Formosa R, Borg J, Vassallo J
Department of MedicineFaculty of Medicine and Surgery, University of Malta, Msida, Malta.
Department of Applied Biomedical ScienceFaculty of Health Sciences, University of Malta, Msida, Malta.
Endocr Relat Cancer. 2017 Aug;24(8):445-457. doi: 10.1530/ERC-17-0112. Epub 2017 Jun 25.
Pituitary adenomas (PA) represent the largest group of intracranial neoplasms and yet the molecular mechanisms driving this disease remain largely unknown. The aim of this study was to use a high-throughput screening method to identify molecular pathways that may be playing a significant and consistent role in PA. RNA profiling using microarrays on eight local PAs identified the aryl hydrocarbon receptor (AHR) signalling pathway as a key canonical pathway downregulated in all PA types. This was confirmed by real-time PCR in 31 tumours. The AHR has been shown to regulate cell cycle progression in various cell types; however, its role in pituitary tissue has never been investigated. In order to validate the role of AHR in PA behaviour, further functional studies were undertaken. Over-expression of AHR in GH3 cells revealed a tumour suppressor potential independent of exogenous ligand activation by benzo α-pyrene (BαP). Cell cycle analysis and quantitative PCR of cell cycle regulator genes revealed that both unstimulated and BαP-stimulated AHR reduced E2F-driven transcription and altered expression of cell cycle regulator genes, thus increasing the percentage of cells in G/G phase and slowing the proliferation rate of GH3 cells. Co-immunoprecipitation confirmed the interaction between AHR and retinoblastoma (Rb1) protein supporting this as a functional mechanism for the observed reduction. Endogenous Ahr reduction using silencing RNA confirmed the tumour suppressive function of the Ahr. These data support a mechanistic pathway for the putative tumour suppressive role of AHR specifically in PA, possibly through its role as a cell cycle co-regulator, even in the absence of exogenous ligands.

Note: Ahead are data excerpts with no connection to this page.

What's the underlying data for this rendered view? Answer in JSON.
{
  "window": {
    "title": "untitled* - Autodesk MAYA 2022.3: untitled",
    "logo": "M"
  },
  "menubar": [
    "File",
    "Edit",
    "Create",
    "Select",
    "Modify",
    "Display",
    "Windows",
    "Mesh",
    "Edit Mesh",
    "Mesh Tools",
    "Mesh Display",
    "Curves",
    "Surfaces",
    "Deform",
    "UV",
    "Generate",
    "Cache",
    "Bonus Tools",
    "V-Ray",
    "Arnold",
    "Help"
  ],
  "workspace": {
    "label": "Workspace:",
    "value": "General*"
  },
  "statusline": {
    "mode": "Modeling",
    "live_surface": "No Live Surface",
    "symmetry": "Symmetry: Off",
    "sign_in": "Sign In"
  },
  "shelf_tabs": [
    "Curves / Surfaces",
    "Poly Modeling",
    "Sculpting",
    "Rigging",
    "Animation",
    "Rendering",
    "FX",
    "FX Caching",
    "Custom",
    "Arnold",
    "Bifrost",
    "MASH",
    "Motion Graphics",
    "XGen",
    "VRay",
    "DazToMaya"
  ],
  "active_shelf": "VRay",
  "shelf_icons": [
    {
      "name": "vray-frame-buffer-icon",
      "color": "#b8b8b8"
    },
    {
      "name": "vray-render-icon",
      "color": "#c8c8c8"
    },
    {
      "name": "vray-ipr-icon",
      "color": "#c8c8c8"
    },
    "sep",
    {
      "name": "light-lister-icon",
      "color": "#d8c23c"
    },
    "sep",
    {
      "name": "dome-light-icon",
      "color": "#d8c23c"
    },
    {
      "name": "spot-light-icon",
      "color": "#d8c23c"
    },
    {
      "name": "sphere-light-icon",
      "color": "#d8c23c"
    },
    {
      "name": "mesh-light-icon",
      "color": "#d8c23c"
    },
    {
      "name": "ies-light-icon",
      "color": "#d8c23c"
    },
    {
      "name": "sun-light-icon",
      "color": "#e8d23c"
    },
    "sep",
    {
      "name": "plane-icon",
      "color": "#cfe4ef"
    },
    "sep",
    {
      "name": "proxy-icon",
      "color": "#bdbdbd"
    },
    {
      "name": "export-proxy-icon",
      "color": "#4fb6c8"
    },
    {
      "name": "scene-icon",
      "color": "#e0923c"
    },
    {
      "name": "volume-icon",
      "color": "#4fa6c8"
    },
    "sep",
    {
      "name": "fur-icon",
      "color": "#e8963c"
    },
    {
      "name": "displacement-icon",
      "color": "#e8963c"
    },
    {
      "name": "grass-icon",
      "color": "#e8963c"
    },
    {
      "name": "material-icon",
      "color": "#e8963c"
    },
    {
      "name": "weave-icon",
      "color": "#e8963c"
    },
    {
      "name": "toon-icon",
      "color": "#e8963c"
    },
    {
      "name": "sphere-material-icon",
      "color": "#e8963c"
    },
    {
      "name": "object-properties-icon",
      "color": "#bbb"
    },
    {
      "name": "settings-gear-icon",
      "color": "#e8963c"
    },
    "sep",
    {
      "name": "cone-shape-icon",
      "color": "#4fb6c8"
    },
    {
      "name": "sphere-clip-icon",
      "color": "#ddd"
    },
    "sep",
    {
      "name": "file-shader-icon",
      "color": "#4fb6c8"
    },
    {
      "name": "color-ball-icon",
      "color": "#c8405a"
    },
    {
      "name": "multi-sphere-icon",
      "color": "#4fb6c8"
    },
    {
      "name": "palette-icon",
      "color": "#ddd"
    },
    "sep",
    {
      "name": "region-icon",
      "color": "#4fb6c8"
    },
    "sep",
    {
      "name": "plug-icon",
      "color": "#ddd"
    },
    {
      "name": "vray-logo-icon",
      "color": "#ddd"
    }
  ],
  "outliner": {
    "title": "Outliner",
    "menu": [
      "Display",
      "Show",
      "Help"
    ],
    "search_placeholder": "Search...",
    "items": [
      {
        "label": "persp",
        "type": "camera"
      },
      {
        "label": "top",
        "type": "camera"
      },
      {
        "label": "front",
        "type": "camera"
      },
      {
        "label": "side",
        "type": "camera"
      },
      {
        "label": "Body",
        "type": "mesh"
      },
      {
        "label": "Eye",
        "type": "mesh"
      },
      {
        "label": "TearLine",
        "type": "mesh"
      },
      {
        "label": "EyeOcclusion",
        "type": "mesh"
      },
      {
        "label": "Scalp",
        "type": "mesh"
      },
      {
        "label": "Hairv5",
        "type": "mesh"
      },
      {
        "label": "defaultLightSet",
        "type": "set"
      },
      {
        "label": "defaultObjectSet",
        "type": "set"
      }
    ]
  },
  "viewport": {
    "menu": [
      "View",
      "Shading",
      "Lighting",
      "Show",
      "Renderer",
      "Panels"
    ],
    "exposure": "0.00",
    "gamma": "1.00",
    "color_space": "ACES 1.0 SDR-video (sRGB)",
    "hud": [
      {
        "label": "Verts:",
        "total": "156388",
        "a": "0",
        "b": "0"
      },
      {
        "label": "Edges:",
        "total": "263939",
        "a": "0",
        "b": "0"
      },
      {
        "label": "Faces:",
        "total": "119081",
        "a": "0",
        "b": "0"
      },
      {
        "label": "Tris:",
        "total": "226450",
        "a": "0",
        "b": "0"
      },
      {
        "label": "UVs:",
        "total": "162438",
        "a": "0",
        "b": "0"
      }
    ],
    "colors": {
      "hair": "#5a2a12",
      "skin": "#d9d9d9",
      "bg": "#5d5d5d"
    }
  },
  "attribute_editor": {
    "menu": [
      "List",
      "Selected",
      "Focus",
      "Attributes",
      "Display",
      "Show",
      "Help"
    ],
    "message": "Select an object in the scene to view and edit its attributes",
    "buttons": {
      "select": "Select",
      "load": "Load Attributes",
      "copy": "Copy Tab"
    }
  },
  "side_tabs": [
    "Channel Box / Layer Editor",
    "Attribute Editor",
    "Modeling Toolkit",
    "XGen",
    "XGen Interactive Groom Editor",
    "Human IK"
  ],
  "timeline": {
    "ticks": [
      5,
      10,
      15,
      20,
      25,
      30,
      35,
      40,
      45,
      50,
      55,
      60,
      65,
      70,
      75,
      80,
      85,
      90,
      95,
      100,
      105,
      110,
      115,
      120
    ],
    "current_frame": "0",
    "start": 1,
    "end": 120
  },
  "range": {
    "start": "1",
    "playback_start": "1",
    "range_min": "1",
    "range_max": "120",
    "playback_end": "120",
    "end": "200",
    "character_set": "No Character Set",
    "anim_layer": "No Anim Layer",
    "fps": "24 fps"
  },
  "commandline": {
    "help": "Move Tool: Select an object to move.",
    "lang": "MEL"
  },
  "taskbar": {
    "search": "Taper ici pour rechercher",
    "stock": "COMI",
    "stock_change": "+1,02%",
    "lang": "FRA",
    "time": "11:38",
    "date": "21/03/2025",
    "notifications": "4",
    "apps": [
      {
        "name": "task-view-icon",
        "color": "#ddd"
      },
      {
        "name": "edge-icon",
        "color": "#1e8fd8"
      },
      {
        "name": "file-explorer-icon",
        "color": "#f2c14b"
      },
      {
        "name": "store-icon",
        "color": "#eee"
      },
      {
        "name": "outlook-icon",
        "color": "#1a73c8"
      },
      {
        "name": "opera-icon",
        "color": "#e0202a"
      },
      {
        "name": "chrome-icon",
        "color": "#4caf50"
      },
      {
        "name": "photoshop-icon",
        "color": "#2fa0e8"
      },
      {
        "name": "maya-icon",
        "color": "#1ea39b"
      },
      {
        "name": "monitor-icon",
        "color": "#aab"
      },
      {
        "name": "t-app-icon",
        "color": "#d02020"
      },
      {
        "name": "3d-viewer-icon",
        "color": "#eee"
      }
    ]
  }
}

垂体腺瘤(PA)是颅内肿瘤中最大的一组,但驱动这种疾病的分子机制在很大程度上仍不清楚。本研究的目的是使用高通量筛选方法来识别可能在PA中发挥重要且一致作用的分子途径。对八个局部PA进行微阵列RNA分析,确定芳烃受体(AHR)信号通路是在所有PA类型中下调的关键经典通路。这在31个肿瘤中通过实时PCR得到了证实。AHR已被证明可调节多种细胞类型中的细胞周期进程;然而,其在垂体组织中的作用从未被研究过。为了验证AHR在PA行为中的作用,进行了进一步的功能研究。在GH3细胞中过表达AHR揭示了一种肿瘤抑制潜力,其独立于苯并α芘(BαP)的外源性配体激活。细胞周期分析和细胞周期调节基因的定量PCR显示,未刺激和BαP刺激的AHR均降低了E2F驱动的转录并改变了细胞周期调节基因的表达,从而增加了G/G期细胞的百分比并减缓了GH3细胞的增殖速率。免疫共沉淀证实了AHR与视网膜母细胞瘤(Rb1)蛋白之间的相互作用,支持这是观察到的减少的功能机制。使用沉默RNA降低内源性Ahr证实了Ahr的肿瘤抑制功能。这些数据支持了AHR在PA中特别是作为肿瘤抑制作用的机制途径,可能是通过其作为细胞周期共调节因子的作用,即使在没有外源性配体的情况下也是如此。